Analyst: IC revenues to top $319B in 2013
Weakness in PC demand, DRAM and overall memory price deterioration, and semiconductor inventory rationalisation, coupled with continued global macroeconomic uncertainty from lower global GDP growth, a slowdown in China, the Eurozone debt crisis and recession, Japan's recession, and ongoing fear of fiscal cliff negotiations' impact on IT spending by corporations have all been levers affecting global semiconductor demand last year. Bright spots for the semiconductor market include smartphones, tablets, set-top boxes and automotive electronics, which IDC expects will continue to be key drivers of growth over the coming years.
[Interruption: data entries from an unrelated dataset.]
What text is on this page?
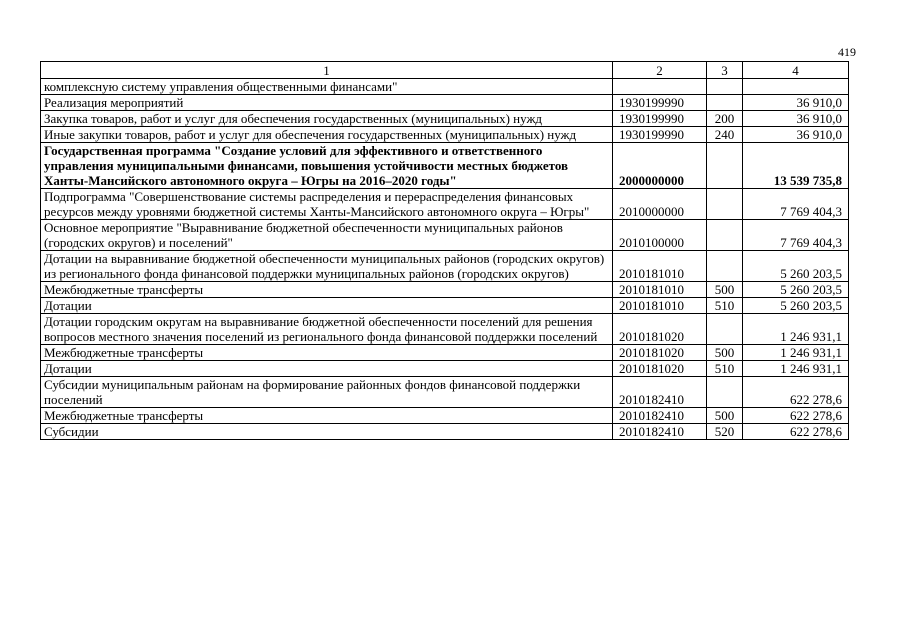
419
1	2	3	4
комплексную систему управления общественными финансами"			
Реализация мероприятий	1930199990		36 910,0
Закупка товаров, работ и услуг для обеспечения государственных (муниципальных) нужд	1930199990	200	36 910,0
Иные закупки товаров, работ и услуг для обеспечения государственных (муниципальных) нужд	1930199990	240	36 910,0
Государственная программа "Создание условий для эффективного и ответственного управления муниципальными финансами, повышения устойчивости местных бюджетов Ханты-Мансийского автономного округа – Югры на 2016–2020 годы"	2000000000		13 539 735,8
Подпрограмма "Совершенствование системы распределения и перераспределения финансовых ресурсов между уровнями бюджетной системы Ханты-Мансийского автономного округа – Югры"	2010000000		7 769 404,3
Основное мероприятие "Выравнивание бюджетной обеспеченности муниципальных районов (городских округов) и поселений"	2010100000		7 769 404,3
Дотации на выравнивание бюджетной обеспеченности муниципальных районов (городских округов) из регионального фонда финансовой поддержки муниципальных районов (городских округов)	2010181010		5 260 203,5
Межбюджетные трансферты	2010181010	500	5 260 203,5
Дотации	2010181010	510	5 260 203,5
Дотации городским округам на выравнивание бюджетной обеспеченности поселений для решения вопросов местного значения поселений из регионального фонда финансовой поддержки поселений	2010181020		1 246 931,1
Межбюджетные трансферты	2010181020	500	1 246 931,1
Дотации	2010181020	510	1 246 931,1
Субсидии муниципальным районам на формирование районных фондов финансовой поддержки поселений	2010182410		622 278,6
Межбюджетные трансферты	2010182410	500	622 278,6
Субсидии	2010182410	520	622 278,6
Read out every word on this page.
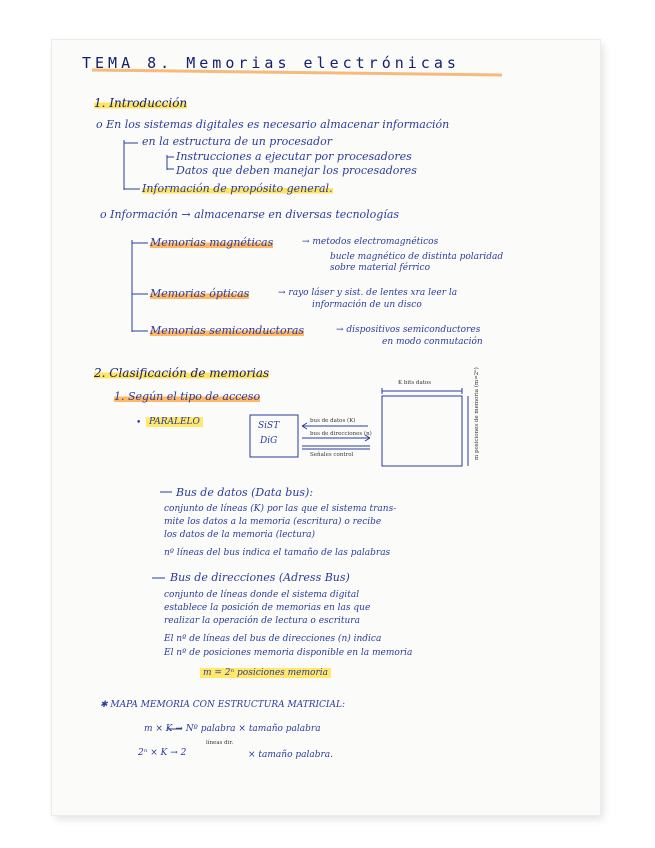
TEMA 8. Memorias electrónicas
1. Introducción
o En los sistemas digitales es necesario almacenar información
en la estructura de un procesador
Instrucciones a ejecutar por procesadores
Datos que deben manejar los procesadores
Información de propósito general.
o Información → almacenarse en diversas tecnologías
Memorias magnéticas	→ metodos electromagnéticos
bucle magnético de distinta polaridad
sobre material férrico
Memorias ópticas	→ rayo láser y sist. de lentes xra leer la
información de un disco
Memorias semiconductoras	→ dispositivos semiconductores
en modo conmutación
2. Clasificación de memorias
1. Según el tipo de acceso
• PARALELO	SiST
DiG
bus de datos (K)
bus de direcciones (n)
Señales control
K bits datos	m posiciones de memoria (m=2ⁿ)
Bus de datos (Data bus):
conjunto de líneas (K) por las que el sistema trans-
mite los datos a la memoria (escritura) o recibe
los datos de la memoria (lectura)
nº líneas del bus indica el tamaño de las palabras
Bus de direcciones (Adress Bus)
conjunto de líneas donde el sistema digital
establece la posición de memorias en las que
realizar la operación de lectura o escritura
El nº de líneas del bus de direcciones (n) indica
El nº de posiciones memoria disponible en la memoria
m = 2ⁿ posiciones memoria
✱ MAPA MEMORIA CON ESTRUCTURA MATRICIAL:
m × K → Nº palabra × tamaño palabra
2ⁿ × K → 2
líneas dir.
× tamaño palabra.
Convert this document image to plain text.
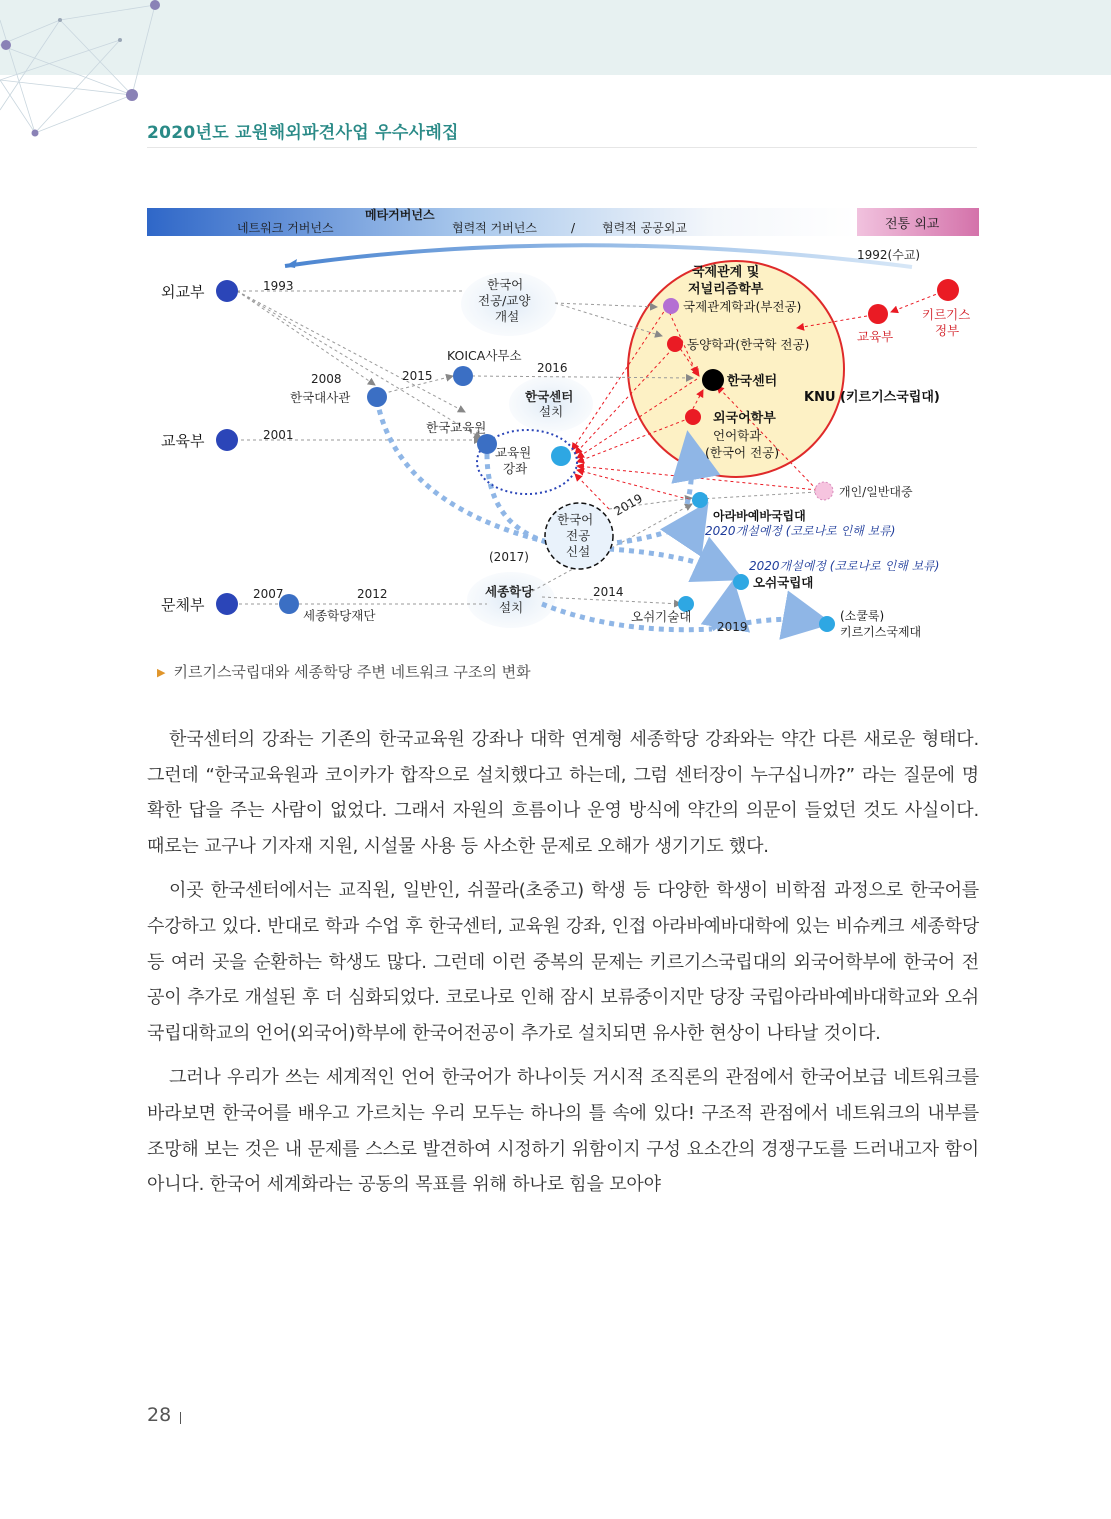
2020년도 교원해외파견사업 우수사례집
메타거버넌스
네트워크 거버넌스	협력적 거버넌스	/ 협력적 공공외교	전통 외교
1992(수교)
외교부
교육부
문체부
1993
2008
한국대사관
2015
KOICA사무소
2016
한국어
전공/교양
개설
한국센터
설치
한국교육원
2001
교육원
강좌
한국어
전공
신설
(2017)
2019
세종학당
설치
2007	2012
세종학당재단
2014
오쉬기술대
2019
국제관계 및
저널리즘학부
국제관계학과(부전공)
동양학과(한국학 전공)
한국센터
KNU (키르기스국립대)
외국어학부
언어학과
(한국어 전공)
교육부
키르기스
정부
개인/일반대중
아라바예바국립대
2020개설예정 (코로나로 인해 보류)
2020개설예정 (코로나로 인해 보류)
오쉬국립대
(소쿨룩)
키르기스국제대
▶ 키르기스국립대와 세종학당 주변 네트워크 구조의 변화

한국센터의 강좌는 기존의 한국교육원 강좌나 대학 연계형 세종학당 강좌와는 약간 다른 새로운 형태다. 그런데 “한국교육원과 코이카가 합작으로 설치했다고 하는데, 그럼 센터장이 누구십니까?” 라는 질문에 명확한 답을 주는 사람이 없었다. 그래서 자원의 흐름이나 운영 방식에 약간의 의문이 들었던 것도 사실이다. 때로는 교구나 기자재 지원, 시설물 사용 등 사소한 문제로 오해가 생기기도 했다.

이곳 한국센터에서는 교직원, 일반인, 쉬꼴라(초중고) 학생 등 다양한 학생이 비학점 과정으로 한국어를 수강하고 있다. 반대로 학과 수업 후 한국센터, 교육원 강좌, 인접 아라바예바대학에 있는 비슈케크 세종학당 등 여러 곳을 순환하는 학생도 많다. 그런데 이런 중복의 문제는 키르기스국립대의 외국어학부에 한국어 전공이 추가로 개설된 후 더 심화되었다. 코로나로 인해 잠시 보류중이지만 당장 국립아라바예바대학교와 오쉬국립대학교의 언어(외국어)학부에 한국어전공이 추가로 설치되면 유사한 현상이 나타날 것이다.

그러나 우리가 쓰는 세계적인 언어 한국어가 하나이듯 거시적 조직론의 관점에서 한국어보급 네트워크를 바라보면 한국어를 배우고 가르치는 우리 모두는 하나의 틀 속에 있다! 구조적 관점에서 네트워크의 내부를 조망해 보는 것은 내 문제를 스스로 발견하여 시정하기 위함이지 구성 요소간의 경쟁구도를 드러내고자 함이 아니다. 한국어 세계화라는 공동의 목표를 위해 하나로 힘을 모아야

28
IDC expects semiconductor inventories to come into balance with demand in 2Q13 with growth to$304 billion resume in 2H13. "We expect lower, but positive global GDP growth in 2013. Semiconductors for smartphones will see healthy revenue growth as appetite for data, multimedia processing and multi-tasking will drive high-end smartphone demand in developed countries while an ongoing transition to 3G networks will accelerate smartphone adoption in developing regions. PC demand will continue to remain in a period of transition next year until more technology and design innovation begin to change the course of demand," said Mali Venkatesan, research manager for semiconductors at IDC.
Regionally, Japan and Europe continue to be the two weakest regions. Although GDP growth has slowed in China, India and Brazil, demand for smartphones, tablets and automotive electronics remains strong. In the U.S., 4G phones, mobile consumer devices (tablets and e-readers), network infrastructure and set-top box deployments will drive a healthy semiconductor growth cycle over the next five years.